Debería tener un listado de buenas excusas para no escribir algo que se le parezca al mes patrio, en absoluto. Hablar y no hablar son derechos que otros ganaron por nosotros. No puedo festejar, nunca me dieron ganas de hacerlo; tampoco me gustan los puentes, sólo los que atraviesas en medio de alguna ciudad húmeda o desierta. Mi ánimo es como un trapo que arrastro por la tierra del puerto donde vivo, un trapo largo, reseco y triste. Vagamente recuerdo que cuando era alumno, en la Licenciatura, mis ánimos estaban renovados día con día. Escribí algo parecido a una fábula donde intenté, inútilmente, inspirarme en un trozo de obsidiana como identidad perteneciente a esta latitud. Fue tanta la emoción adolescente e ingenua, que debía encontrar un poco de humor negro e ironía, sino me pudriría de felicidad. Ahora ya no siento si quiera que esté podrido. No le encuentro utilidad al hecho de «madurar» y caerse del árbol para podrirse. Solamente pongo en movimiento mis ojos y mis manos.

En el fondo no me permito renegar hasta el delirio de esta tierra que me ha dado lumbre en el rostro, o en el pecho, o por lo menos en los intestinos por su comida increíble. Pero renegar, aquí, debe tener su límite; en especial cuando se tiene a la mano la tecnología para patalear digital o seguramente, sin que el Sistema nos alcance para estrangularnos. Pero sí, debo aceptarlo: Me ponen la piel china todos esos templos ocultos por la selva, todas esas almas y sacerdotes que se esconden tras vegetaciones vetustas. Tengo una especial obsesión con la música, o con lo mínimo que algunos informantes han recopilado para simular los sonidos que tocaban y escuchaban. Aromas, mezcal, olas, peyote y constelaciones, candelabros, oyameles, tlayudas, cielos… Artesanías… Las manos, los ojos, el ingenio y la creatividad. ¿Por qué la artesanía mexicana es la más increíble que existe en el universo? ¿Por qué? ¿Qué cataclismo se ha volcado en nuestra geografía e historia para colorear un mosaico de tan extravagantes proporciones?
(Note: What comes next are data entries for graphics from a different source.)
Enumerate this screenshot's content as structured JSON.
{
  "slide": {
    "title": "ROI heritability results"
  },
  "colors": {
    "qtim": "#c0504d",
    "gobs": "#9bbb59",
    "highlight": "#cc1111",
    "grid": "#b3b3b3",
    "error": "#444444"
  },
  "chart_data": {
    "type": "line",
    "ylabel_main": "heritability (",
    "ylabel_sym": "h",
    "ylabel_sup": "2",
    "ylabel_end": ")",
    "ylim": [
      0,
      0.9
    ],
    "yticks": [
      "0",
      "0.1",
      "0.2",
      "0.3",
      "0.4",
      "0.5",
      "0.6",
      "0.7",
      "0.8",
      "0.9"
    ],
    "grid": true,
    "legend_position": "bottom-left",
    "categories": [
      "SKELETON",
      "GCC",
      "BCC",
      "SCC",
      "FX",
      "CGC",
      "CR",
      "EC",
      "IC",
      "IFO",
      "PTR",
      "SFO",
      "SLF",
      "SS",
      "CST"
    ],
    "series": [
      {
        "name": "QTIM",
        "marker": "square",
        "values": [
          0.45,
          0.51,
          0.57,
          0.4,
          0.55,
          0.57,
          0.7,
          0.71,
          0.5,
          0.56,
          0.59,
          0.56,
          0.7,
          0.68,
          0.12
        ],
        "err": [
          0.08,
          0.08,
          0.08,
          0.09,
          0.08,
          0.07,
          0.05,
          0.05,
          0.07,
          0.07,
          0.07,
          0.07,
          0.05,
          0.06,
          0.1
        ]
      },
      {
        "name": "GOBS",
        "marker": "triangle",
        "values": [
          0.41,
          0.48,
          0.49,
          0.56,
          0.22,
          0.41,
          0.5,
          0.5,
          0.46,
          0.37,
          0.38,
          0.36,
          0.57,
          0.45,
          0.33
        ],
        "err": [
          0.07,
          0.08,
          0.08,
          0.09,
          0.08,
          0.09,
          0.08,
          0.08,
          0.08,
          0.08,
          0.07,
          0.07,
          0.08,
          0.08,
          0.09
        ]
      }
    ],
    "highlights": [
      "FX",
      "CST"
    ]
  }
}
Me viene a la mente, irremediable, el poema «Alta traición» de José Emilio Pacheco. Yo tampoco amo mi patria. No la puedo amar, o no me educaron para amarla. No se puede amar un montón de ruinas humeantes… ¿o sí? ¿Qué se puede hacer con un gran montículo, una despiadada pira de cuerpos estudiantes, civiles, obreros y confundidos? ¿Qué pasó con la memoria en este país? ¿Quién recuerda alguna nube infantil, infinita, sobre el casi árabe templo de María Auxiliadora? ¿Olvidamos, creemos que ya olvidamos? ¿Dejamos nuestros cerebros enfriándose en el refrigerador, para salir a la calle y tropezar con más cuerpos, con más pedernales invisibles?

Busco y rebusco el texto prometido, pero nada. Pronto vuelvo a leer una carta, una serie de manuscritos que he encarado ante la cortina de humo: la libertad… Mi lógica debería desechar estas ideas, pero sin un punto de ilusión, el hombre está sencillamente muerto: ¿Qué significa la libertad, hasta dónde podemos realmente ser dueños de nuestros deseos, de nuestros pensamientos, si ya venimos programados, si ya venimos con un sistema de vida que se mezcla con el actual, si es que se mezcla, si es que le permitimos mezclarse? ¿En qué punto debemos aceptar la vida que habitamos y en qué rendija exacta embonar los tramos de la red universal? Porque me queda claro que existe una red, una telaraña que nos une a todos nosotros. Hasta la mesa tiene electricidad o algún tipo de energía: la simple funcionalidad que propaga nos debería hacer entender que el pensamiento se materializa. Pero aquí tenemos manos y ojos atados, asfixiados por el miedo. ¿Por qué se tiene tanto miedo de ser lo que se es?